BayLDA: Binding Corporate Rules für Siemens

ZD-Aktuell 2014, 03946


Das Bayerische Landesamt für Datenschutzaufsicht (BayLDA) teilte mit, dass der Siemens-Konzern sich „Verbindliche Unternehmensrichtlinien zum Schutz personenbezogener Daten“ (Binding Corporate Rules – BCR) gegeben hat, die in einem europaweiten Abstimmungsverfahren mit Datenschutzaufsichtsbehörden unter Federführung des BayLDA entstanden sind.

Siemens hatte dem BayLDA seine BCR vorgelegt und gebeten, das europaweite Prüfverfahren unter Einbeziehung der Datenschutzaufsichtsbehörden aller betroffenen EU-Mitgliedstaaten und EWR-Vertragsstaaten durchzuführen. Auf Grund des bayerischen Hauptsitzes kam dem BayLDA die Federführung für alle Datenschutzbehörden zu. Unterstützt wurde das BayLDA durch die Datenschutzaufsichtsbehörden Großbritanniens und Frankreichs als Co-Prüfer.

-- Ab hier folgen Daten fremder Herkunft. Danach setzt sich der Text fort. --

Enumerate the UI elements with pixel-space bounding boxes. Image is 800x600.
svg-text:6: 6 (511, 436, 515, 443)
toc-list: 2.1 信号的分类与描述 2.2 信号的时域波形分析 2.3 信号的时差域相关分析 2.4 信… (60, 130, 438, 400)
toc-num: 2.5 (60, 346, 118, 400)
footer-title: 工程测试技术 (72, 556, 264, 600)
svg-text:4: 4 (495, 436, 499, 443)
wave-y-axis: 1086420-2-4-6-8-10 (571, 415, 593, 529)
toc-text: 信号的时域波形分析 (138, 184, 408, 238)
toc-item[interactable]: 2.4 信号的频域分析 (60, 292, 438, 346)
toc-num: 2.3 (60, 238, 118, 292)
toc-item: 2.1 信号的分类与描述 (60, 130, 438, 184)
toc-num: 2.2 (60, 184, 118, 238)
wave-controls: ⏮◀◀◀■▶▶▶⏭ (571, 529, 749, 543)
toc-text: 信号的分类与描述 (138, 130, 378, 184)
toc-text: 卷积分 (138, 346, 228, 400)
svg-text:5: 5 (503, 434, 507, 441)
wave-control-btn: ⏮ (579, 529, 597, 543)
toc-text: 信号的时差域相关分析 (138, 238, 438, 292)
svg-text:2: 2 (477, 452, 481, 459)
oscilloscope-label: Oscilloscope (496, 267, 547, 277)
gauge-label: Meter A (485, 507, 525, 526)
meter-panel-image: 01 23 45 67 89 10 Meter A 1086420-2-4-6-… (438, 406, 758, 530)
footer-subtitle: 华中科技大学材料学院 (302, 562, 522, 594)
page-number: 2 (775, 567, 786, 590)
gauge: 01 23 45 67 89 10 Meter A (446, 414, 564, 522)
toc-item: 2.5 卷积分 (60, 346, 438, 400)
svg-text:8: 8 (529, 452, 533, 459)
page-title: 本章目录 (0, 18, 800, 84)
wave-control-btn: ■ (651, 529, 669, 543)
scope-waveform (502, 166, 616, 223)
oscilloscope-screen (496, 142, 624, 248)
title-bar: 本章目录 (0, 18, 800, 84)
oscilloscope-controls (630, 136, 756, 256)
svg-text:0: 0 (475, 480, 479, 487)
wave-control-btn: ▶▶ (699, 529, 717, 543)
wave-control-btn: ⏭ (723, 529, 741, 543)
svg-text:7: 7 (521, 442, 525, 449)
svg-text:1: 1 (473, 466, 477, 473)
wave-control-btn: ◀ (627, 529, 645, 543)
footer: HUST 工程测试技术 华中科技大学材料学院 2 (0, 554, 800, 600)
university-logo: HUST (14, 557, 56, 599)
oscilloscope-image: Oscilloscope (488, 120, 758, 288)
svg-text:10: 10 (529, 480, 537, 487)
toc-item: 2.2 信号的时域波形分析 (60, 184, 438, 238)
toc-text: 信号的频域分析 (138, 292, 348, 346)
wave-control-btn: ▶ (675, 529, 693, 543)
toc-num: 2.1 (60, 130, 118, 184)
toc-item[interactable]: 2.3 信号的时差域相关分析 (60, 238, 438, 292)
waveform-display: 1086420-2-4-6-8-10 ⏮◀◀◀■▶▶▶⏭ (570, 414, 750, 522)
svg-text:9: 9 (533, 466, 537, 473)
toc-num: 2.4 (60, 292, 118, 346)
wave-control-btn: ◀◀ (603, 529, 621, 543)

Der Konzern habe alle vom BayLDA und den Co-Prüfern dargelegten Anforderungen und Vorschläge umgesetzt. Die BCR verfügten über ein angemessenes Schutzniveau für den konzernweiten Umgang mit personenbezogenen Daten und sollen weltweit innerhalb des Siemens-Konzerns gelten. Besonderes Augenmerk wird dabei auf die Datenschutz-Compliance innerhalb des Konzerns gelegt, bestehend aus den Elementen Datenschutzorganisation, Datenschutzschulungen und -auditierungen sowie Beschwerdemanagement. Zudem enthalten die BCR alle Datenschutzgrundsätze der DS-RL und geben den betroffenen Personen Rechte auf Auskunft, Datenberichtigung, -löschung, -sperrung, Widerspruch sowie Schadensersatz. Auf Grundlage der BCR können die betroffenen Personen diese Rechte vor den Datenschutzbehörden und Gerichten innerhalb der EU geltend machen, und zwar auch dann, wenn es um Verarbeitungsvorgänge geht, die aus der EU an konzernangehörige Unternehmen außerhalb der EU übermittelt und dann dort weiterverarbeitet wurden.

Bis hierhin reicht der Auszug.